El archivo audiovisual y los audios de las entrevistas telefónicas al magistrado Alfonso Reyes Echandía componen con el ruido mismo que amenazaba siempre con interrumpirlas. La descomposición del espectro electromagnético compone con aquello que amenaza su inteligibilidad: la retransmisión en vivo de imágenes y palabras logran así recrear otra descomposición que alimenta la forma del suceso: la interrupción. Esta es la posibilidad de la irrupción, el ruido de un suceso histórico que desborda una cotidianidad que no logra contenerlo y que parece volverse ella misma irreal. Los audios de las llamadas se mezclaban en vivo, no con música, sino con el ruido de esas otras frecuencias, como una suerte de metáfora de la tragedia, de lo inaudito de unas memorias públicas. Su crudeza se refleja en esas súplicas del presidente de la Corte, ante el sordo presente de una democracia rota.

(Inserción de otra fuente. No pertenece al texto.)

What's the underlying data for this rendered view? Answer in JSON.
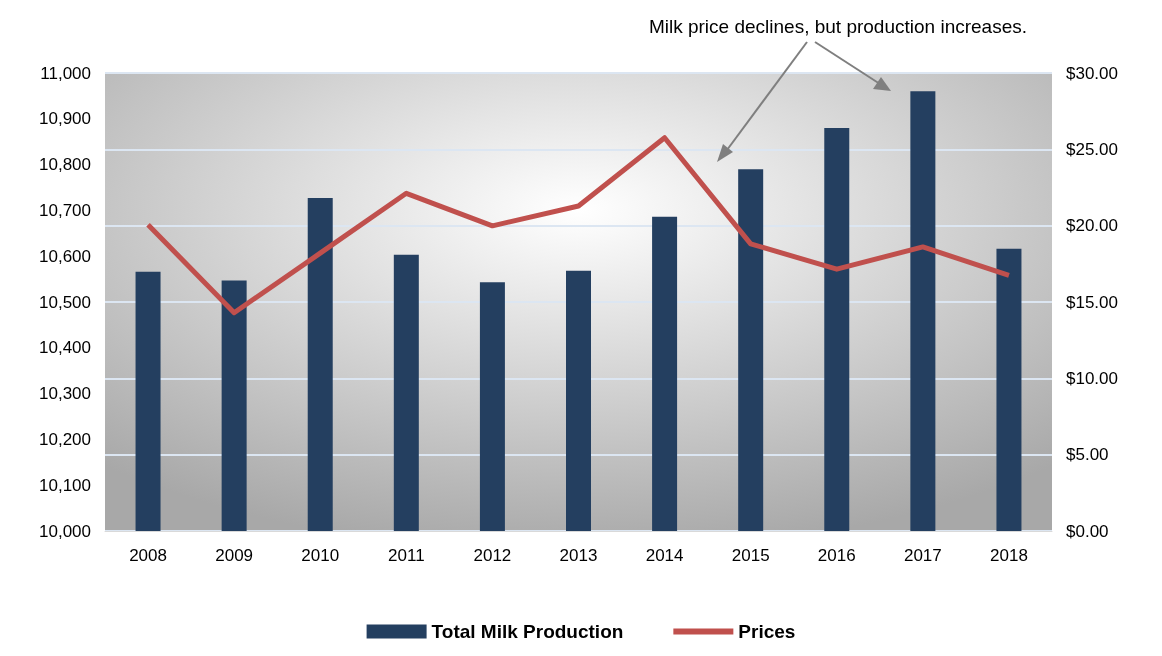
{
  "chart_data": {
    "type": "bar",
    "categories": [
      "2008",
      "2009",
      "2010",
      "2011",
      "2012",
      "2013",
      "2014",
      "2015",
      "2016",
      "2017",
      "2018"
    ],
    "series": [
      {
        "name": "Total Milk Production",
        "color": "#243f60",
        "values": [
          10566,
          10547,
          10727,
          10603,
          10543,
          10568,
          10686,
          10790,
          10880,
          10960,
          10616
        ]
      },
      {
        "name": "Prices",
        "type": "line",
        "axis": "y2",
        "color": "#c0504d",
        "values": [
          20.06,
          14.3,
          18.2,
          22.12,
          19.99,
          21.29,
          25.76,
          18.81,
          17.15,
          18.61,
          16.74
        ]
      }
    ],
    "ylim": [
      10000,
      11000
    ],
    "yticks": [
      {
        "value": 10000,
        "label": "10,000"
      },
      {
        "value": 10100,
        "label": "10,100"
      },
      {
        "value": 10200,
        "label": "10,200"
      },
      {
        "value": 10300,
        "label": "10,300"
      },
      {
        "value": 10400,
        "label": "10,400"
      },
      {
        "value": 10500,
        "label": "10,500"
      },
      {
        "value": 10600,
        "label": "10,600"
      },
      {
        "value": 10700,
        "label": "10,700"
      },
      {
        "value": 10800,
        "label": "10,800"
      },
      {
        "value": 10900,
        "label": "10,900"
      },
      {
        "value": 11000,
        "label": "11,000"
      }
    ],
    "y2lim": [
      0,
      30
    ],
    "y2ticks": [
      {
        "value": 0,
        "label": "$0.00"
      },
      {
        "value": 5,
        "label": "$5.00"
      },
      {
        "value": 10,
        "label": "$10.00"
      },
      {
        "value": 15,
        "label": "$15.00"
      },
      {
        "value": 20,
        "label": "$20.00"
      },
      {
        "value": 25,
        "label": "$25.00"
      },
      {
        "value": 30,
        "label": "$30.00"
      }
    ],
    "grid": "y2",
    "legend": "bottom",
    "marker": "none",
    "annotations": [
      "Milk price declines, but production increases."
    ]
  }
}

La proyección de estos archivos, y del ruido que los constituye, es la composición y la performance audiovisual de una “descomposición estética”.Es, al mismo tiempo, una manera de mostrar el proceso de “descomposición de la memoria colectiva”. Es una exploración no simplemente de una memoria social, por así decirlo, sino del socius de la memoria: de aquello que, mediante la memoria, en su multiplicidad, nos reúne. La descomposición de la memoria como exploración, como análisis y desglose de toda una economía política dela imagen —a partir de la interrupción, del ruido en los cauces perceptivos— integra hoy nuestra recolección de ese evento. Una memoria originalmente mediada por la imagen y su reproducción. Un momento histórico cuya síntesis final, en un discurso o una narrativa oficial, parece imposible. Es una memoria, técnicamente, “descompuesta”.
Las márgenes del Museo Nacional, sus jardines públicos externos y su fachada eran, sin duda, un lugar estratégico para ubicar, como un caballo de Troya, la acción de este objeto crítico-participativo.
Febrero 10, 2025.
1. Los textos, invitaciones, volantes y manifiestos de Bogotrax a los que nos referimos, y sobre los que se basa esta anécdota —y la reflexión sobre la misma, están disponibles aquí: https://archive.org/details/ArchivosBogotrax. La “estructura”, el libreto de la acción, la participación de numerosos artistas y la manera en la que toda la infraestructura y los equipos fueron dispuestos a través de la red del festival, darían pie a una historia y muchas otras anécdotas igualmente extensas que rememoro aquí.Por cuestiones de tiempo y espacio, más que de pers-pectiva, fue necesario simplificar.
2. Por ejemplo, esa mirada sobre “el hombre de las palomas” en la obra de José Alejandro Restrepo —como parte de la instalación Abandonen toda esperanza (2018) y del video Caballero de la fe (2011)—, de quien se supo recientemente, en una entrevista, que hacía parte de la inteligencia militar.